Neto recorre ao cinismo em uma situação tão séria porque sabe que, com apenas uma ligação para qualquer jornal, TV, rádio, portal ou blog que a prefeitura financie com cotas de patrocínio, ele consegue impedir a publicação da sua resposta, sob pena de levar esses veículos à pindaíba.

Em tempo, desafio qualquer leitor a me indicar qual grande obra de infraestrutura Neto promoveu em bairros periféricos de Salvador, sobretudo em Cajazeiras, no Subúrbio Ferroviário e na chamada Cidade Baixa. Enquanto isso, só na elitizada e branca Barra aproximadamente R$ 52 milhões foram investidos em requalificação. Sem contar aí os investimentos nas outras praias da capital baiana.

Este é apenas um exemplo. Basta circular pelas cidades brasileiras para verificar que a segregação periferia vs. centro é dada, além de incentivada pelo Estado, por meio dos concentrados investimentos em infraestrutura. Ermínia Maricato, em seus estudos sobre alternativas para a crise urbana, aponta para essa questão. O mesmo fazem os estudiosos Flávio Villaça e Jean Lojkine, quando tratam sobre o espaço intra-urbano e a questão urbana no Estado capitalista, nesta ordem.

Em artigo de 2000 em que fala do urbanismo na periferia do mundo globalizado, Maricato, na época professora e coordenadora da Pós-Graduação da Faculdade de Arquitetura e Urbanismo da USP e ex-secretária de Habitação e Desenvolvimento Urbano do Município de São Paulo, afirma que “as reformas urbanas, realizadas em diversas cidades brasileiras entre o final do século XIX e início do século XX, lançaram as bases de um urbanismo moderno ‘à moda’ da periferia”.

Segundo ela, “eram feitas obras de saneamento básico e embelezamento paisagístico, implantavam-se as bases legais para um mercado imobiliário de corte capitalista, ao mesmo tempo em que a população excluída desse processo era expulsa para os morros e as franjas da cidade”.

“Os governos municipais e estaduais desviaram sua atenção dos vazios urbanos (que, como se sabe, se valorizam com os investimentos públicos e privados feitos nos arredores) para jogar a população em áreas completamente inadequadas ao desenvolvimento urbano racional, penalizando seus moradores e também todos os contribuintes que tiveram de arcar com a extensão da infraestrutura”, diz a pesquisadora em outro texto, datado de 1987.

Outro trabalho acadêmico – do mestre em planejamento urbano, doutor em Ciências Sociais, pesquisador da Fapesp e professor convidado no Departamento de Ciência Política da USP, Eduardo Marques, e da pesquisadora da Fapesp, Renata Bichir – também mostra, com absoluto detalhamento, como os investimentos em infraestrutura urbana se concentram mais ou menos em espaços habitados pelas classes econômicas altas, a depender da ideologia do governante.
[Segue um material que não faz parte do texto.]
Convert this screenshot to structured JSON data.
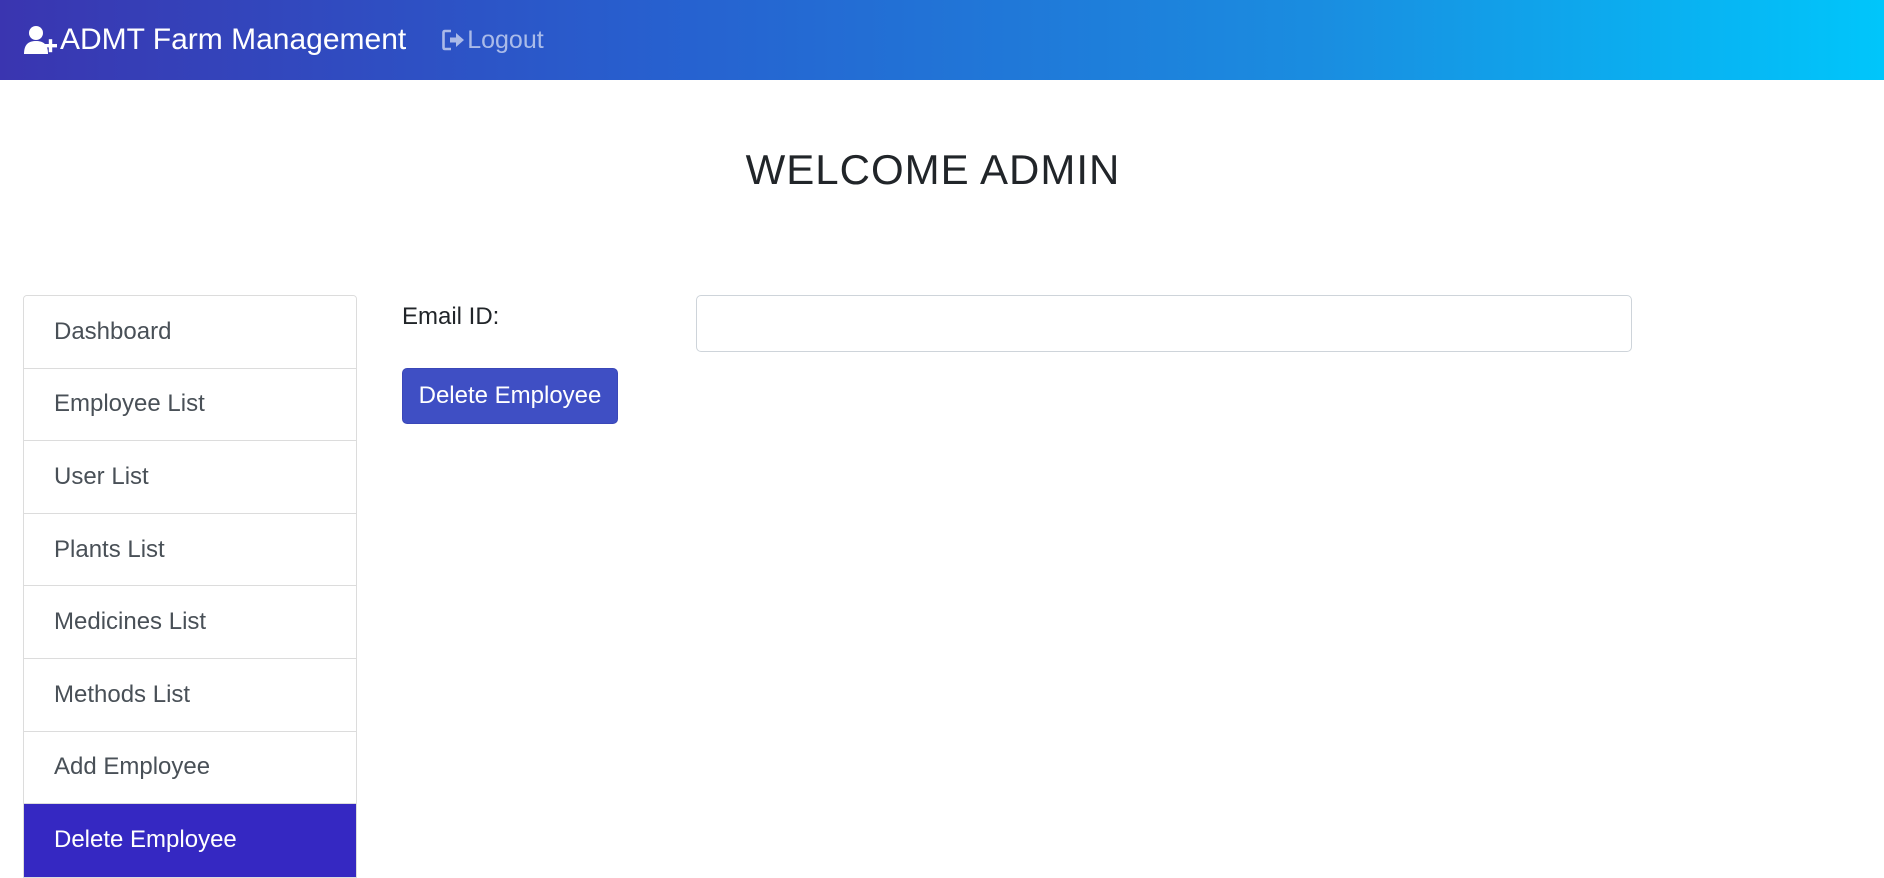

O trabalho, que pode ser lido aqui (http://migre.me/pOQth), utilizou a cidade de São Paulo como objeto de pesquisa, mas o modelo, como mostra Maricato, se repete país adentro.

O que ACM Neto tenta esconder é que o grupo social que ele compõe e representa na prefeitura de Salvador – as elites política e econômica, os grandes empresários e as grandes construtoras e o oligopólio do transporte público – são os grandes beneficiados dessa política de concentração de investimento nos bairros ricos. O que o prefeito soteropolitano quer que nós esqueçamos é que foi sua família e os seus aliados, adeptos da política coronelista, que contribuíram para que essa política segregacionista, racista e classista se tornasse habitual nas grandes metrópoles brasileiras.

E o que faz a absoluta maioria dos jornalistas? Prefere refletir sobre como e por quem seus salários são pagos.

*Yuri Silva é um jovem estudante de jornalismo, repórter estagiário de um jornal centenário da Bahia, militante do movimento negro brasileiro, ativista LGBT e membro do MPL Salvador.